Фельдмаршал в бубенцах - страница 57



– Не смейте клеветать на того, кто уже не в силах себя защитить! – отчеканил Руджеро. – Вы одержимы своей ненавистью к церкви, это лишает вас здравого смысла и остатков порядочности.

– Не стану спорить, – оборвал Орсо, – отчасти вы правы. Но сейчас вы зря мечете в меня молнии. Все сказанное мной – именно здравый смысл. Если вы помните, не так уж давно был ранен мой подчиненный и убит осведомитель. Еще тогда я сказал вам: за Енота отомстят. Так вот, рыцарь справедливости. На спине утопленника ножом вырезана морда енота. Прямо же под ней – слово… м-м-м… ставящее под сомнение репутацию матери покойного. Мне не нужно других доказательств его вины. Это святейшая инквизиция и Верховный суд склонны к заблуждениям. Суд же уличного трибунала непогрешим, ибо там умеют искать, не жалеют на это времени и жаждут подлинной мести, а не успешно оконченного заседания.

– Брат Ачиль хворал тогда тифом! Он боролся за свою жизнь, а не отнимал чужие! Господи, да вы сумасшедший! – Монах сорвался на крик, а Орсо, тоже теряя самообладание, встал из кресла и навис над ним:

– Да неужели! А может быть, страдалец просто отращивал бороду, чтоб сойти за уличного пропойцу? Я скажу вам больше, Руджеро. Мак-Рорк узнал вашего вурдалака в его маскараде. Он приходил ко мне с докладом. Более того, и в смерти Никколо Марцино он обвинял именно его. Я заткнул мальчишке рот, чтоб он не навлек на себя еще больших бед своей болтовней, но это не означает, что я ему не верю!

Полковник перевел дыхание, на лбу выступил пот. Руджеро же стиснул подлокотники кресла, жалобно затрещал сафьян.

– Вы злоупотребляете выпивкой, Орсо, – прошипел он, пытаясь подняться на ноги, – я уже подмечал это на днях. Только, похоже, я недооценил серьезность дела.

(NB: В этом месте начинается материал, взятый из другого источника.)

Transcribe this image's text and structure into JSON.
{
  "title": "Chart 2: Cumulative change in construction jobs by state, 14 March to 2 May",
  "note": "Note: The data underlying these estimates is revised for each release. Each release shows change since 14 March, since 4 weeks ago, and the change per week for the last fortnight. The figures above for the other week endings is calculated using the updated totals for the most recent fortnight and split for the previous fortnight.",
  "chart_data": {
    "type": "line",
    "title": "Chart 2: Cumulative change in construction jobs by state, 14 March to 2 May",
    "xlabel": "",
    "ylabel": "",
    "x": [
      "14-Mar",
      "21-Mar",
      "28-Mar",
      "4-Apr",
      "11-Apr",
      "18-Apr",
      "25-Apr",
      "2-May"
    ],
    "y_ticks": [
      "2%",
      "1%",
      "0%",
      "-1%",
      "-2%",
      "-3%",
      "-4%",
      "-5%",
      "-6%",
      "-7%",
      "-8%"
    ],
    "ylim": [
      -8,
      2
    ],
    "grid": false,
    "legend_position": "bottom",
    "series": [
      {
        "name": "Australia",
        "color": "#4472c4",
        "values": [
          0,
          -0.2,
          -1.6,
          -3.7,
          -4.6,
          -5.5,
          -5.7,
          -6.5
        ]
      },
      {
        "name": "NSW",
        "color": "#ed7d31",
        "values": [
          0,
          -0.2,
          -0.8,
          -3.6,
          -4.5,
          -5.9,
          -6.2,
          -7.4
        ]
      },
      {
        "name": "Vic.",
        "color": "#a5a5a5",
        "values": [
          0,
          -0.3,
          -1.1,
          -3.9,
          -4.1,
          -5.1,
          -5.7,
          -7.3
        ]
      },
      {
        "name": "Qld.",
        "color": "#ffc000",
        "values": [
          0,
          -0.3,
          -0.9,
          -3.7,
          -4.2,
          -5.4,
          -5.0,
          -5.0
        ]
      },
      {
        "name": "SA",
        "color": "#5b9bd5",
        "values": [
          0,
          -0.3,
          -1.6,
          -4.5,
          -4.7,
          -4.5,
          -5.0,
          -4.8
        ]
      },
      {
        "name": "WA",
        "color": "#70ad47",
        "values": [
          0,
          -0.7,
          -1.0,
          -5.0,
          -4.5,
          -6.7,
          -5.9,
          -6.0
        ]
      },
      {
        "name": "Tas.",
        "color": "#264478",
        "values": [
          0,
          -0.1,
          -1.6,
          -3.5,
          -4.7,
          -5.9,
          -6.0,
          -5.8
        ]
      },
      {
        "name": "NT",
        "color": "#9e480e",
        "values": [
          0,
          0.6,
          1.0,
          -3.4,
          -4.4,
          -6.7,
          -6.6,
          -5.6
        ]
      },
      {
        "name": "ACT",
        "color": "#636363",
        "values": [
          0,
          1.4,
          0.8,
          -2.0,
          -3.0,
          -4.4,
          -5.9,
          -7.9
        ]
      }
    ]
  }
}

Однако кондотьер лишь оскалился, снова понижая голос почти до шепота:

– Не стану с вами спорить, святой отец. Я давно убедился в неблагодарности этого занятия. Однако предупреждаю вас, Руджеро… – Кондотьер отступил, позволяя доминиканцу встать. – Я без особых затруднений сносил ваши интриги и нападки, покуда они касались лично меня. Но вы перешли черту, натравив своего ручного упыря на моих людей.

Доминиканец вдруг вскинул голову:

– Так это вы? Это вы, Орсо, руководствуясь одними только словами раненого мальчика, навели уличную шваль на брата Ачиля?

Полковник скрестил руки на груди.

– Почему же «навел»?.. – протянул он с издевкой. – Я лишь подсказал одному дельному человеку направление поисков. Все прочее – не моя забота.

Руджеро несколько секунд молчал, а потом медленно осел обратно в кресло.

– Вы страшный человек, Орсо, – негромко проговорил он.

– О, – вскинул брови кондотьер, – неужто печной горшок дразнит кочергу чумазой?

Монах молча сидел в кресле, и гнев в его глазах сменился мрачной задумчивостью.

– Что вы пережили, Орсо? – вдруг спросил он. – Откуда в вас столько ожесточения? Это не ваша извечная солдафонщина, тут что-то другое. Что вы за человек? Мне сейчас отчего-то кажется, что за все эти годы я так и не узнал вас.

Полковник чуть склонил голову набок, будто услышал что-то совершенно поразительное. А потом произнес с нотой неподдельного восхищения:

– Святой отец… Право, вы великолепны. Как вам удается так мастерски играть? Я ведь точно знаю, что вы лукавите. Но против воли верю вам. Верю, что вы и правда пытаетесь сейчас быть выше своего гнева. И даже видите во мне душевные язвы, делающие меня скорее безумцем, нежели жестокой и несправедливой тварью. Я никогда так не умел, Руджеро. Но я не могу не оценить вас. Только… как же вы живете с этим, господи помилуй?! Как можно питаться одной ложью? Неужели вы совсем… совершенно ничего не знаете о муках совести?